A surge of extreme heat across the United States is breaking March temperature records by wide margins, according to an analysis of weather data and forecasts from the National Weather Service. In some regions, temperatures have exceeded historical averages by more than 17°C, highlighting an unusually early-season heat event. Scientists say the scale and intensity of the heat are closely linked to long-term warming trends.
The Data Behind the Heat Event
Preliminary data from roughly 400 weather stations indicate that about a quarter of March heat records could be tied or broken during this event. These figures are based on Associated Press analysis of regional climate datasets, though final verification from the National Weather Service is pending.
In California and Arizona, daily temperatures have surpassed 38°C, significantly above typical March highs, which are generally at least 17°C lower. In Palm Springs, temperatures reached 42°C, exceeding the previous March record of 40°C set in 1966.
Regional Impact Across the United States
The most intense heat is concentrated in the western and southwestern United States, particularly in desert regions accustomed to high summer temperatures. However, current readings show these levels arriving weeks earlier than usual.
Other regions, including parts of the Midwest and Northwest, are also experiencing elevated temperatures. In states such as Oklahoma, Nebraska, northern Texas and South Dakota, temperatures are reaching at least 11°C above the 1991–2020 March average.
While triple-digit temperatures draw attention, data indicates that even 32°C conditions in typically cooler regions can have significant impacts, particularly where infrastructure and populations are less adapted to early-season heat.

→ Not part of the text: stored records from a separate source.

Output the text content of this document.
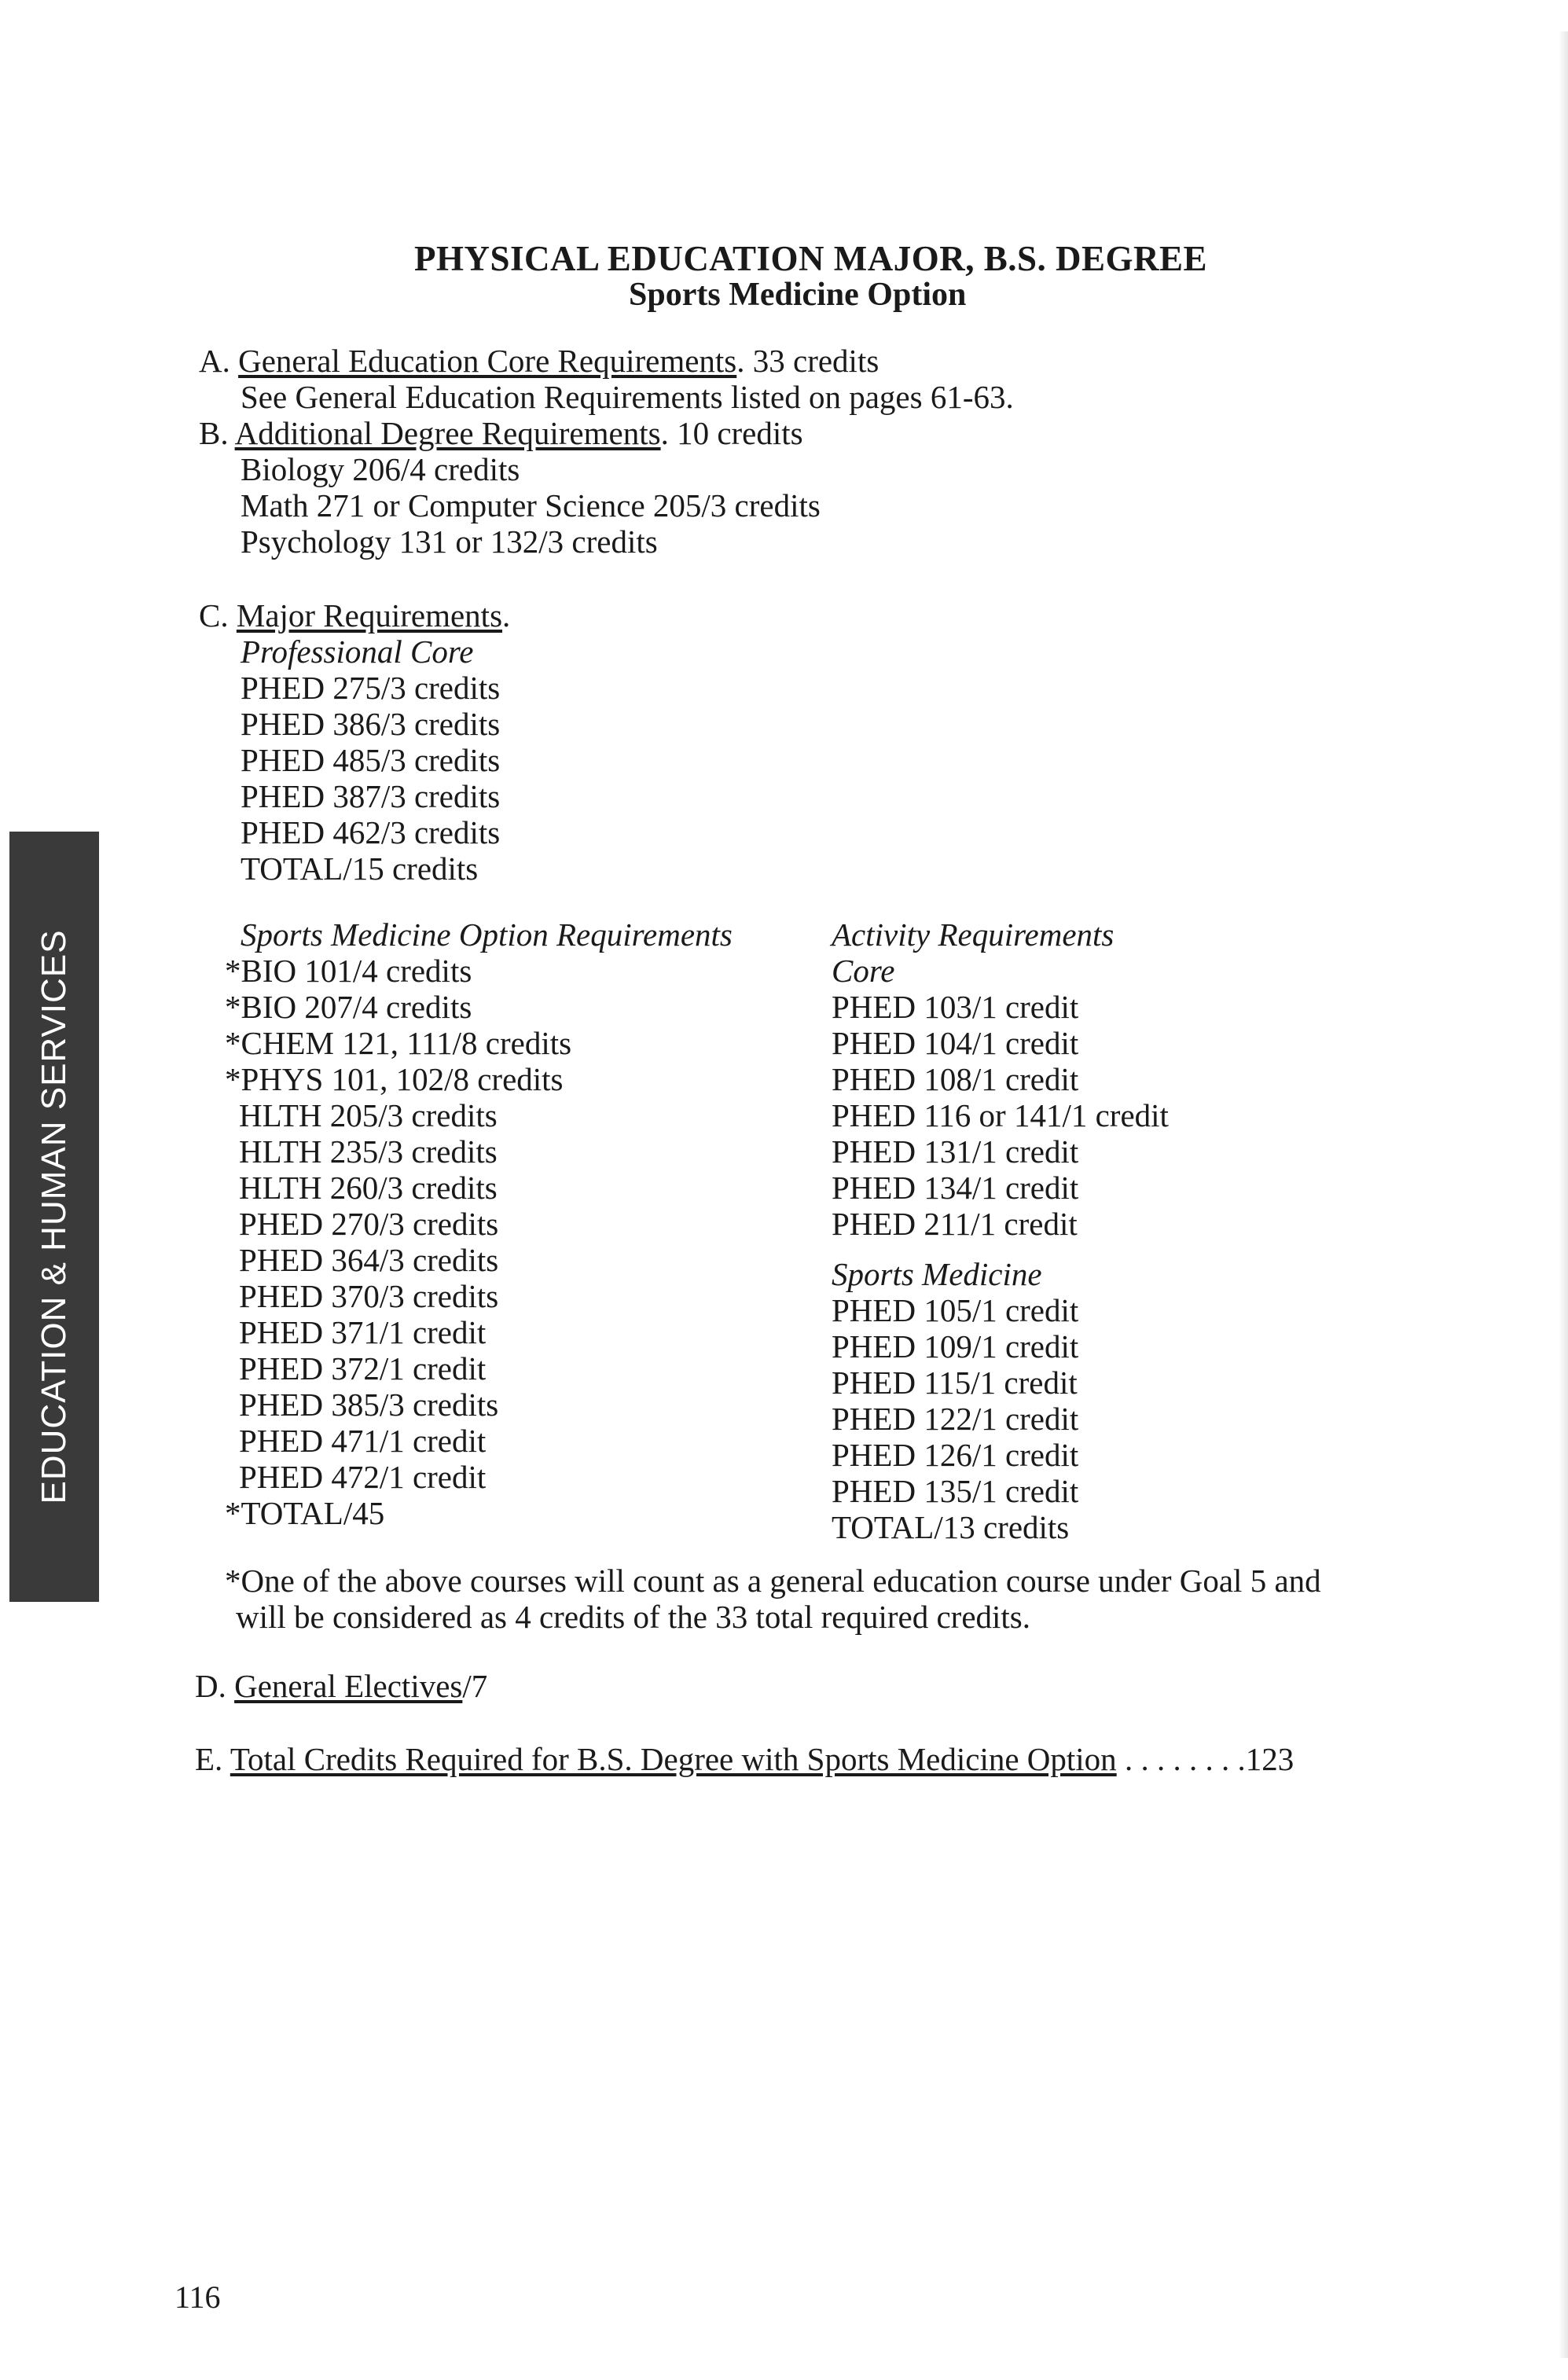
EDUCATION & HUMAN SERVICES
PHYSICAL EDUCATION MAJOR, B.S. DEGREE
Sports Medicine Option
A. General Education Core Requirements. 33 credits
See General Education Requirements listed on pages 61-63.
B. Additional Degree Requirements. 10 credits
Biology 206/4 credits
Math 271 or Computer Science 205/3 credits
Psychology 131 or 132/3 credits
C. Major Requirements.
Professional Core
PHED 275/3 credits
PHED 386/3 credits
PHED 485/3 credits
PHED 387/3 credits
PHED 462/3 credits
TOTAL/15 credits
Sports Medicine Option Requirements
*BIO 101/4 credits
*BIO 207/4 credits
*CHEM 121, 111/8 credits
*PHYS 101, 102/8 credits
HLTH 205/3 credits
HLTH 235/3 credits
HLTH 260/3 credits
PHED 270/3 credits
PHED 364/3 credits
PHED 370/3 credits
PHED 371/1 credit
PHED 372/1 credit
PHED 385/3 credits
PHED 471/1 credit
PHED 472/1 credit
*TOTAL/45
Activity Requirements
Core
PHED 103/1 credit
PHED 104/1 credit
PHED 108/1 credit
PHED 116 or 141/1 credit
PHED 131/1 credit
PHED 134/1 credit
PHED 211/1 credit
Sports Medicine
PHED 105/1 credit
PHED 109/1 credit
PHED 115/1 credit
PHED 122/1 credit
PHED 126/1 credit
PHED 135/1 credit
TOTAL/13 credits
*One of the above courses will count as a general education course under Goal 5 and
will be considered as 4 credits of the 33 total required credits.
D. General Electives/7
E. Total Credits Required for B.S. Degree with Sports Medicine Option . . . . . . . .123
116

Scientific Context and Climate Attribution
A rapid attribution analysis by World Weather Attribution, a group of international climate scientists, found that such an extreme March heat event would be “virtually impossible” without human-driven climate change. The analysis links the intensity of the event to greenhouse gas emissions from fossil fuel use, including carbon dioxide.
Attribution studies typically combine observational data with climate models to assess how human-induced warming influences the likelihood and severity of extreme weather. While such analyses are widely used in climate science, they carry uncertainties related to model assumptions and regional variability.
Forecast Outlook and Seasonal Trends
Forecasts from the National Weather Service indicate that the heat will persist in the near term, with additional record-breaking temperatures expected across multiple states. Analysis of forecast data suggests that up to 70 locations in 15 states could exceed historical March temperature records in the coming days.
Longer-term projections indicate a higher probability of above-normal temperatures across most of the United States between April and June. The Southwest — including Arizona, Nevada, Utah and New Mexico — is expected to experience the strongest likelihood of sustained heat.
Policy and Infrastructure Implications
Early-season heat events present challenges for energy systems, water management and public health planning. Higher-than-average spring temperatures can increase electricity demand for cooling and place stress on water resources in already arid regions.
While no single heat event can be attributed solely to climate change, scientists note that rising global temperatures are increasing the frequency and intensity of such extremes. Policymakers are increasingly incorporating these trends into climate adaptation strategies, particularly in regions prone to heat stress.
What Remains Uncertain
Final temperature records require verification by official agencies, and some preliminary readings may be adjusted. Additionally, while attribution studies identify strong links between climate change and extreme heat, they do not eliminate natural variability as a contributing factor.
Seasonal forecasts also carry uncertainty, particularly at regional scales. While models indicate a high likelihood of above-average temperatures, localized conditions may differ due to atmospheric patterns.